There are currently more than 10 approved treatments for multiple sclerosis in humans. These are drugs that modulate the response of the immune system, but have side effects, such as reducing the effectiveness of defenses against other pathogens.
“This is where commercial interests come in and the need to raise money to fund clinical trials. I think that is not the way things should be done “
Luisa María Villar, coordinator of the Multiple Sclerosis Network
One of the challenges of this disease is that almost every patient has a different type of ailment mediated by different antigens, proteins that cause a reaction of the immune system, in this case autoimmune, as it attacks the body itself. The work of Karikó, Sahin and the rest of a team in which there are also experts from German universities and hospitals highlights that this type of approach is cheap to produce, which could allow the development of specific messenger RNA molecules for each patient, something that this company and others like Moderna are already trying for patients with different types of cancer. These types of vaccines could help control “complex autoimmune diseases”, the authors of the work conclude.
“It’s a very smart approach,” says Luisa María Villar, Head of Immunology at the Ramón y Cajal University Hospital in Madrid and a member of the Spanish Society of Neurology. But this research is still in a very early stage and there is still a lot of research to show that what works in mice can work in humans without causing problems. “Out of every 100 molecules that are successfully tested in animals, only one ever grows in humans. Currently there are already other similar approaches that are being tested in humans. This is just one more and you have to remember that the treatments have improved a lot. When I started working in this field, after 15 years of illness, 50% of patients could end up in a wheelchair. Now many can lead a normal life ”, explains this immunologist, coordinator of the Spanish Network of Multiple Sclerosis.
“The results are spectacular, even when the disease has already begun to show symptoms”
Fernando de Castro Soubriet, neurobiologist at the CSIC
Villar says that after the publication of this study they have called him patients who “believe that there will be a vaccine in six months.” “It is not like this.

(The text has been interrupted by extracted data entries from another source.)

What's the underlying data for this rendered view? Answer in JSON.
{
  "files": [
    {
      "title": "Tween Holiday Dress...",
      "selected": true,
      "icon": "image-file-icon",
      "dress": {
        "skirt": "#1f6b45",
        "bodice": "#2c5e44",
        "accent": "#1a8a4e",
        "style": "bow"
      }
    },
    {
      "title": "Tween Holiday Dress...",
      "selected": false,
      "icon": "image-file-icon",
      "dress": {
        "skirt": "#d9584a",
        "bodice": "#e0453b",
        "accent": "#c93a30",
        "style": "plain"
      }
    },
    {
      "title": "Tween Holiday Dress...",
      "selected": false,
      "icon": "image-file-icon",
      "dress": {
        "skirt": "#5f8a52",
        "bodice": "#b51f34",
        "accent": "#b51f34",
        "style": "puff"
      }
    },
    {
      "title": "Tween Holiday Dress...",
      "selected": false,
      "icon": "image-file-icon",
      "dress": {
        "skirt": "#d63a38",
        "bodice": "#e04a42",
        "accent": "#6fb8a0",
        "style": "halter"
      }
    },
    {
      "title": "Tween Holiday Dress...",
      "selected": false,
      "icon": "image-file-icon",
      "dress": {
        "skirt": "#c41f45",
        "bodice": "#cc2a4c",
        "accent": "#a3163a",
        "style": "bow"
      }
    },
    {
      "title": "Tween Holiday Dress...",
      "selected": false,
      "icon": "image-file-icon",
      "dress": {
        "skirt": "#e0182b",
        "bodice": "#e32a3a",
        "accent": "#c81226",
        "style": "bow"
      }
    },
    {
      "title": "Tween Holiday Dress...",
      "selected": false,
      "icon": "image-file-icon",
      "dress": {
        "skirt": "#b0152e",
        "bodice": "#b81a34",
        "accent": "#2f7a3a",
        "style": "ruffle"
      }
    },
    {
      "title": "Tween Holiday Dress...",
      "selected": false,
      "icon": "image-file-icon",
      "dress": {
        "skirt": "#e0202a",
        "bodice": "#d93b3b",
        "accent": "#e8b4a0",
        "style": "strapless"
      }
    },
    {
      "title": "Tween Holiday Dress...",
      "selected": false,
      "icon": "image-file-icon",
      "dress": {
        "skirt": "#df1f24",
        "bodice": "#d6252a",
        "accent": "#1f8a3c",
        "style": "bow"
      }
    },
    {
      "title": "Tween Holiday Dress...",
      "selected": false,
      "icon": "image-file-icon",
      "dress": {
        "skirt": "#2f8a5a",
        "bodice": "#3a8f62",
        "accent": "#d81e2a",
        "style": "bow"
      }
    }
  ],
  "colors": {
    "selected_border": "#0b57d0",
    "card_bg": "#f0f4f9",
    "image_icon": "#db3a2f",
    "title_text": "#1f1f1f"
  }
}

Development is very slow. In part I think that BioNTech is taking advantage of the pull of its vaccine against covid to promote this other molecule, although it is not yet known if it will achieve anything. This is where business interests come in and the need to raise money to fund clinical trials. I think this is not the way to do things. We will have to show first that this works in humans ”, he highlights.
CSIC neurobiologist Fernando de Castro Soubriet is a specialist in this disease. The advance seems “very interesting”. “The results are spectacular, even when the disease [la encefalomielitis autoinmune experimental] has already started showing symptoms. I think that more than a vaccine, this can be interesting as a possible treatment ”, he explains.
Researchers have tested their messenger RNA with another model similar to multiple sclerosis in mice that resembles the type of disease suffered by most patients, characterized by successive seizures and recoveries that can leave damage to the nervous system. “The work shows that messenger RNA is very effective against this variant in mice. This type of approach could be very interesting if it shows no side effects, as all available treatments do, and if they are more affordable ”, highlights De Castro Soubriet. The scientist recalls that some of the most effective treatments today – such as monoclonal antibodies that generate tolerance to myelin – are the most expensive drugs in the world, with a price that can be around 80,000 euros per patient.